Notwithstanding the severity of the impacts of the carbon-intensive noxious industrial development, especially given its location in a UNESCO-inscribed Biosphere Reserve, and the huge feasibility risks attached to it, environmental authorisation was granted by the designated authority, the Limpopo Provincial Government, on the 23rd of February 2022. All appeals were dismissed on the 8th of July last year. Significantly, however, in the Final EIA Report which was published on the 1st of February 2021, the appointed EAP, Ronaldo Retief, then of DeltaBEC, did not recommend authorisation. Technically, he had merely demurred on the basis that the cumulative environmental impacts of the entire project had not been adequately assessed to enable him to make a recommendation, but a Final EIA Report is final and it effectively prevented the designated authority from approving the project. This may seem to the uninitiated like a bit of a fudge – a cowardly maneuver by the EAP to avoid blessing one of the dirtiest and thirstiest industrial developments on the continent and in South Africa’s history without openly opposing it. In fact, it was one of the most courageous acts of defiance by an EAP ever witnessed and risked professional suicide. Reliable stats aren’t readily available, but anecdotally, the proportion of EIAs that conclude with a positive recommendation is near all. What happened next is telling.

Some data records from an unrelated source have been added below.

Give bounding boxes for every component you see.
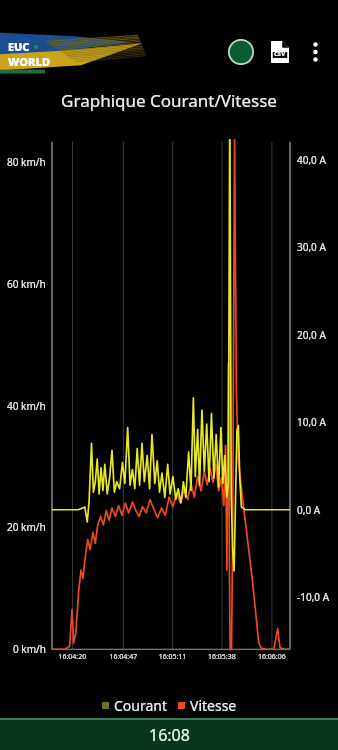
button[interactable]: Export CSV: [262, 34, 298, 70]
button[interactable]: 16:08: [0, 720, 338, 750]
staticText: WORLD: [8, 54, 51, 69]
staticText: 16:08: [149, 724, 190, 746]
staticText: Graphique Courant/Vitesse: [61, 89, 277, 112]
staticText: Courant: [114, 696, 168, 715]
staticText: Vitesse: [190, 696, 237, 715]
staticText: EUC: [8, 39, 30, 54]
button[interactable]: Connection status: [222, 33, 260, 71]
button[interactable]: More options: [298, 35, 332, 69]
staticText: csv: [274, 49, 286, 59]
button[interactable]: EUC World: [0, 30, 150, 74]
button[interactable]: Courant: [102, 696, 168, 715]
button[interactable]: Vitesse: [178, 696, 237, 715]
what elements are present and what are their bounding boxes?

Despite the finality of a Final EIA Report, the Limpopo provincial government department, which in this particularly egregious case is also the applicant, publicly demanded that the EAP himself fix the flaws in the assessment on which he had leaned to avoid making a recommendation. For a brief period, Retief and DeltaBEC went along with it – preparing an “Action Plan” as ordered to remedy the deficiencies, but after a particularly hostile exchange with the public during a public meeting held at the Fire & Ice Hotel in Pretoria on the 30th of April 2021, at which accusations of unlawfulness and damning concessions were made, Retief quit. The scandalous tale is recounted in Daily Maverick here, replete with details of a meeting attended by all three ostensibly independent role players – the EAP, project sponsor and authority at which a scrupulously deferential EAP is relentlessly badgered by the intensely frustrated backers of the project for frustrating its progress. A new EAP, Ishmael Semenya of Enviroxcellence, was then appointed, who proceeded to issue a Revised Final EIA Report on the 13th of September 2021 that recommended authorisation. The rest is history.
A call
This may be an extreme example, but it loudly illustrates the problem of an EAP being at the mercy of the developer: the pressure they are under to blind and mute themselves to the dangers of a development, the undue influence developers have over the process, their power to simply get rid of non-compliant EAPs who threaten them – the fatal corruption of the system and why it is failing to protect you and me, and nature from harmful development.
The MMSEZ Environmental Authorisation is now the subject of no less than three High Court judicial review applications contesting the lawfulness of the decision to authorise it. Both EAPs will doubtless find themselves squirming on the witness stand later this year. One of them will be able to hold his head higher than the other, but in reality, they are both victims of the law. It is urgent that we commission a review of the EIA Regulations, to remedy the fatal flaw that is regulation 12(1) – to re-write the single line that is destroying nature and the natural systems that sustain us and institute measures the improve the integrity of this vital gatekeeper.
12. Appointment of EAPs and specialists
(1) A proponent or applicant must appoint an EAP at own cost to manage the application.